Y avait-il une "rivalité" entre ingénieurs militaires français et canadiens pendant la guerre de Sept Ans?

Bonsoir!


Je souhaite vous présenter aujourd'hui un aspect particulier de l'historiographie de la guerre de Sept Ans, en le rattachant à mon sujet d'études que sont les ingénieurs militaires en Nouvelle-France pendant ce conflit.

Longtemps, une partie de l'historiographie de cette guerre a eu tendance à "polariser" les soldats et officiers combattant en Nouvelle-France entre deux camps, celui des "coloniaux" et celui des "métropolitains", en constante opposition et irréconciliables par nature. Guy Frégault dans les années 1950 s'est fait le champion de cette opposition entre Canadiens et Français, en étendant à l'ensemble des officiers la lutte farouche entre le marquis de Vaudreuil, gouverneur de la Nouvelle-France, et le marquis de Montcalm, commandant des troupes de Terre au Canada. Bien des études sont allées dans cette voie dans la deuxième moitié du XXe siècle (et même encore aujourd'hui), la plupart du temps en présentant des "gentils" Canadiens contre des "méchants" Français, plus rarement dans le sens inverse. Même si plusieurs études récentes ont fortement relativisé cette opposition "essentielle" entre coloniaux et métropolitains, le mythe est encore bien tenace.

Je souhaite donc répondre aujourd'hui répondre à cette question: y avait-il, parmi les ingénieurs militaires servant en Nouvelle-France pendant la guerre de Sept Ans, une rivalité entre métropolitains et coloniaux? Je ne compte pas ici la Louisiane, je me limite au Canada et à l'Île Royale (Louisbourg), entre autres en raison du très faible nombre d'ingénieurs en Louisiane (un ou deux tout au plus pendant la guerre).

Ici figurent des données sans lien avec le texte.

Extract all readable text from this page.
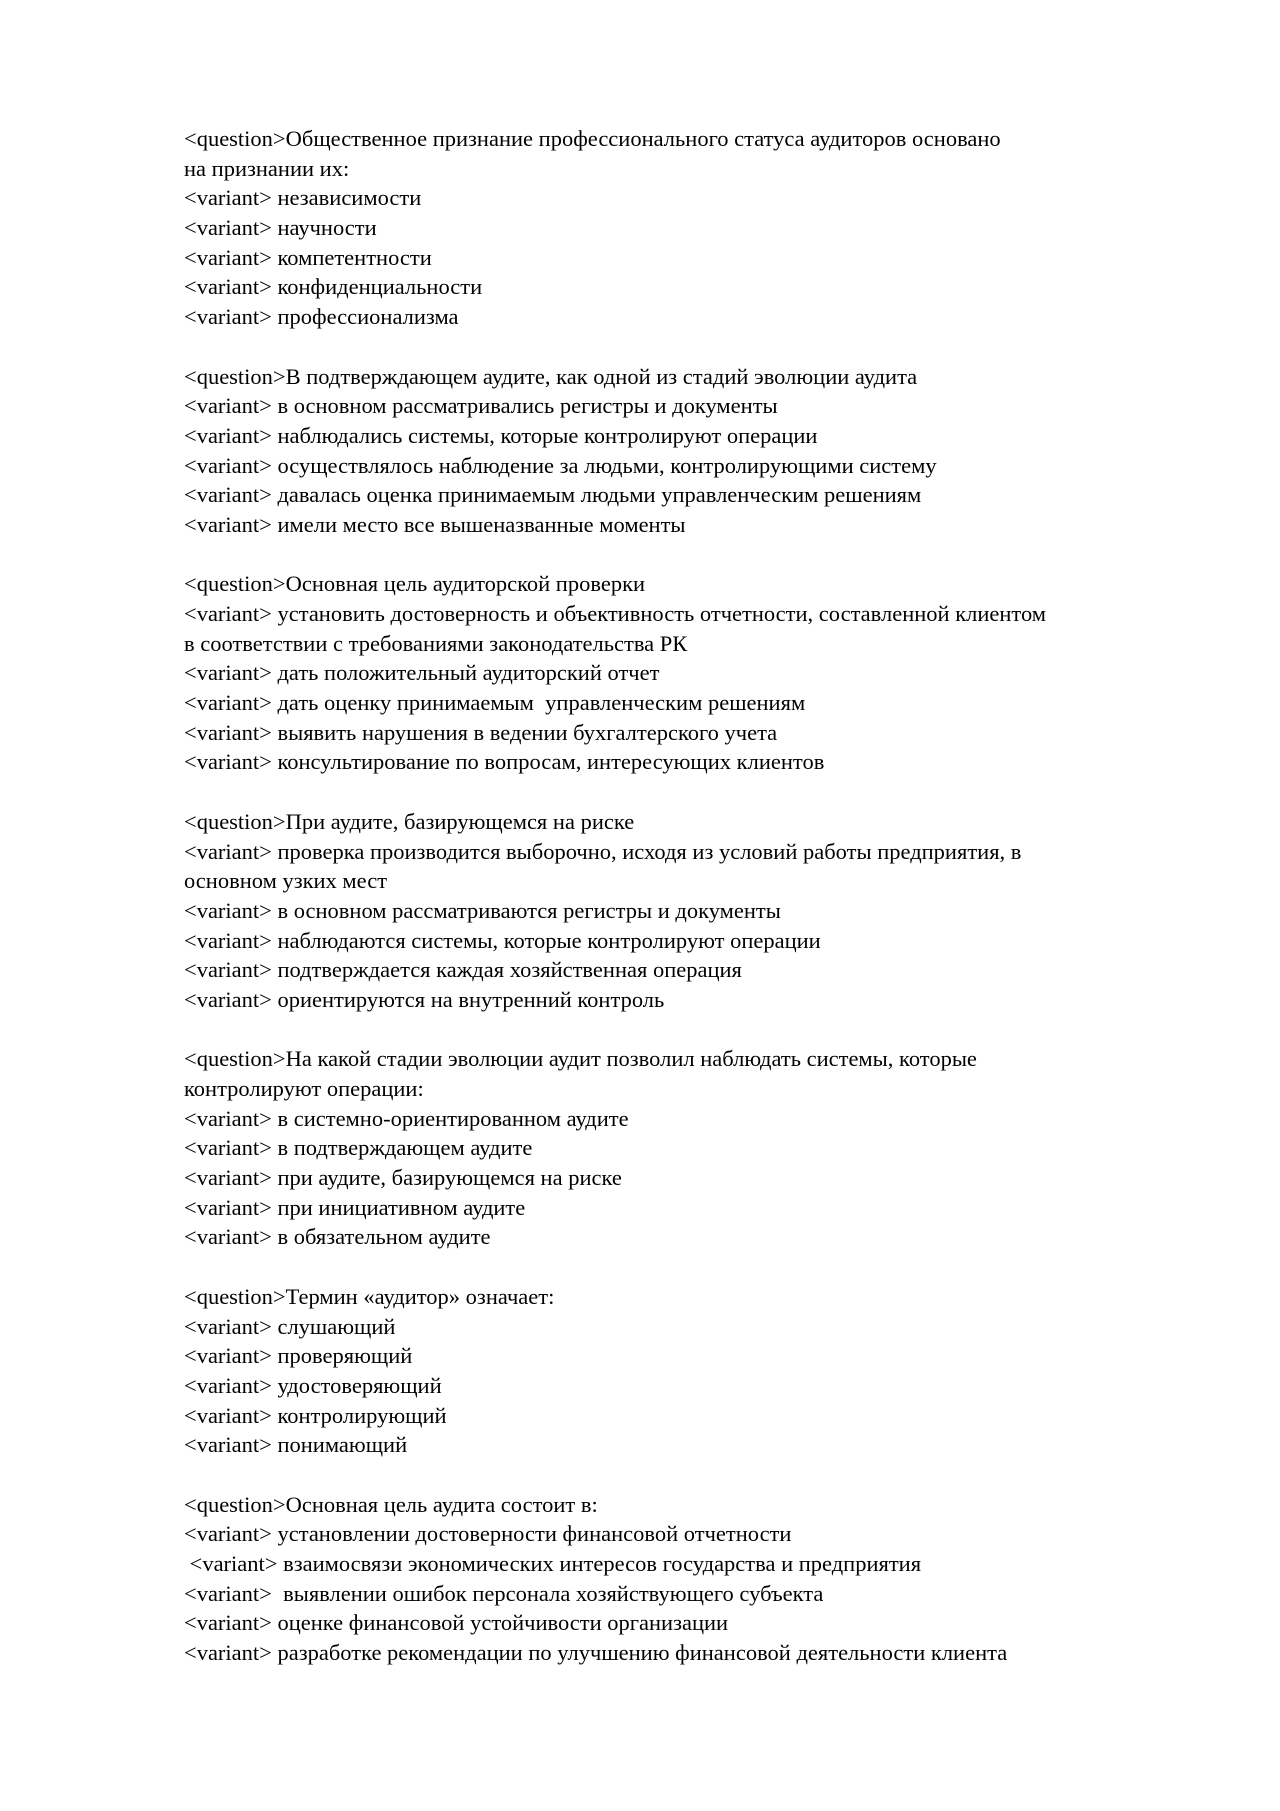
<question>Общественное признание профессионального статуса аудиторов основано
на признании их:
<variant> независимости
<variant> научности
<variant> компетентности
<variant> конфиденциальности
<variant> профессионализма
<question>В подтверждающем аудите, как одной из стадий эволюции аудита
<variant> в основном рассматривались регистры и документы
<variant> наблюдались системы, которые контролируют операции
<variant> осуществлялось наблюдение за людьми, контролирующими систему
<variant> давалась оценка принимаемым людьми управленческим решениям
<variant> имели место все вышеназванные моменты
<question>Основная цель аудиторской проверки
<variant> установить достоверность и объективность отчетности, составленной клиентом
в соответствии с требованиями законодательства РК
<variant> дать положительный аудиторский отчет
<variant> дать оценку принимаемым  управленческим решениям
<variant> выявить нарушения в ведении бухгалтерского учета
<variant> консультирование по вопросам, интересующих клиентов
<question>При аудите, базирующемся на риске
<variant> проверка производится выборочно, исходя из условий работы предприятия, в
основном узких мест
<variant> в основном рассматриваются регистры и документы
<variant> наблюдаются системы, которые контролируют операции
<variant> подтверждается каждая хозяйственная операция
<variant> ориентируются на внутренний контроль
<question>На какой стадии эволюции аудит позволил наблюдать системы, которые
контролируют операции:
<variant> в системно-ориентированном аудите
<variant> в подтверждающем аудите
<variant> при аудите, базирующемся на риске
<variant> при инициативном аудите
<variant> в обязательном аудите
<question>Термин «аудитор» означает:
<variant> слушающий
<variant> проверяющий
<variant> удостоверяющий
<variant> контролирующий
<variant> понимающий
<question>Основная цель аудита состоит в:
<variant> установлении достоверности финансовой отчетности
<variant> взаимосвязи экономических интересов государства и предприятия
<variant>  выявлении ошибок персонала хозяйствующего субъекта
<variant> оценке финансовой устойчивости организации
<variant> разработке рекомендации по улучшению финансовой деятельности клиента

Pour commencer, une petite précision numérique s'impose: entre l'envoi en 1755 des premières troupes régulières françaises en Amérique après le déclenchement des hostilités en 1754 et la capitulation de la colonie en 1760, la France a envoyé une dizaine d'ingénieurs militaires au Canada et à Louisbourg. Les ingénieurs nés en Nouvelle-France et servant dans la colonie lors du conflit ne sont pour leur part que 3. Il y a les deux Canadiens Michel Chartier de Lotbinière et Étienne Rocbert de La Morandière (le frère de la célèbre épistolière Élizabeth Bégon), ainsi que Michel de Couagne, né à Louisbourg d'une mère acadienne et d'un père canadien. Ces trois ingénieurs nés en Amérique n'appartiennent pas au prestigieux corps des ingénieurs du Génie, mais sont désignés sous le terme un peu fourre-tout d' "ingénieurs de la Marine (ou des colonies)".


Michel marquis Chartier de Lotbinière, 
Ingénieur en chef du Canada
,
Estampe anonyme du début des années 1880, 
voir BAnQ

Lotbinière est ici présenté comme ingénieur en chef du Canada, ce qu'il n'a justement jamais été.

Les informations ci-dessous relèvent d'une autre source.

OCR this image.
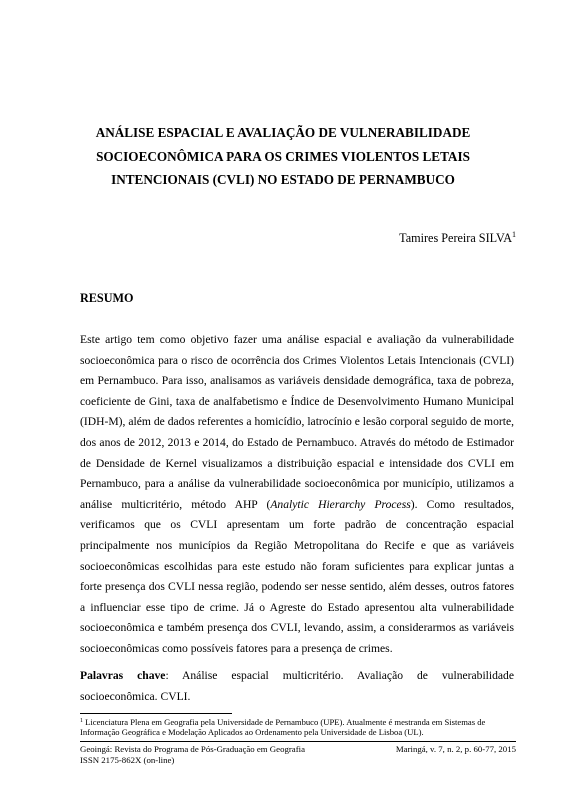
ANÁLISE ESPACIAL E AVALIAÇÃO DE VULNERABILIDADE
SOCIOECONÔMICA PARA OS CRIMES VIOLENTOS LETAIS
INTENCIONAIS (CVLI) NO ESTADO DE PERNAMBUCO
Tamires Pereira SILVA$^1$
RESUMO

Este artigo tem como objetivo fazer uma análise espacial e avaliação da vulnerabilidade socioeconômica para o risco de ocorrência dos Crimes Violentos Letais Intencionais (CVLI) em Pernambuco. Para isso, analisamos as variáveis densidade demográfica, taxa de pobreza, coeficiente de Gini, taxa de analfabetismo e Índice de Desenvolvimento Humano Municipal (IDH-M), além de dados referentes a homicídio, latrocínio e lesão corporal seguido de morte, dos anos de 2012, 2013 e 2014, do Estado de Pernambuco. Através do método de Estimador de Densidade de Kernel visualizamos a distribuição espacial e intensidade dos CVLI em Pernambuco, para a análise da vulnerabilidade socioeconômica por município, utilizamos a análise multicritério, método AHP (Analytic Hierarchy Process). Como resultados, verificamos que os CVLI apresentam um forte padrão de concentração espacial principalmente nos municípios da Região Metropolitana do Recife e que as variáveis socioeconômicas escolhidas para este estudo não foram suficientes para explicar juntas a forte presença dos CVLI nessa região, podendo ser nesse sentido, além desses, outros fatores a influenciar esse tipo de crime. Já o Agreste do Estado apresentou alta vulnerabilidade socioeconômica e também presença dos CVLI, levando, assim, a considerarmos as variáveis socioeconômicas como possíveis fatores para a presença de crimes.

Palavras chave: Análise espacial multicritério. Avaliação de vulnerabilidade socioeconômica. CVLI.
$^1$ Licenciatura Plena em Geografia pela Universidade de Pernambuco (UPE). Atualmente é mestranda em Sistemas de Informação Geográfica e Modelação Aplicados ao Ordenamento pela Universidade de Lisboa (UL).
Geoingá: Revista do Programa de Pós-Graduação em Geografia
ISSN 2175-862X (on-line)
Maringá, v. 7, n. 2, p. 60-77, 2015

Comme l'ensemble des officiers nés dans les colonies, ces ingénieurs sont par moments jugés avec condescendance de la part des métropolitains. Louis-Antoine de Bougainville, jeune officier et aide-de-camp de Montcalm, se montre par exemple à bien des reprises très critique envers les Canadiens, même si ses écrits sont à remettre dans leur contexte de production, l'officier écrivant pour "épater" les salons parisiens et donc exagérant lourdement sur à peu près tous les sujets. Le mépris de certains métropolitains pour leurs collègues coloniaux se retrouve également sous la plume d'André Doreil, commissaire des guerres arrivé au Canada avec les premiers régiments réguliers en 1755. Le 28 octobre 1755, il présente dans une lettre au ministre de la Guerre le besoin urgent de remplacer les trois ingénieurs français capturés en mer la même année (voir mon article à ce sujet ici):

"Il sera aussi très nécessaire, Monseigneur, de faire passer le même nombre d'ingénieurs que vous aviez envoyés et qui ont été pris sur l'Alcide. Le besoin est urgent, il n'y a dans cette colonie que des ingénieurs de Marine hors d'état d'attaquer et de défendre des places".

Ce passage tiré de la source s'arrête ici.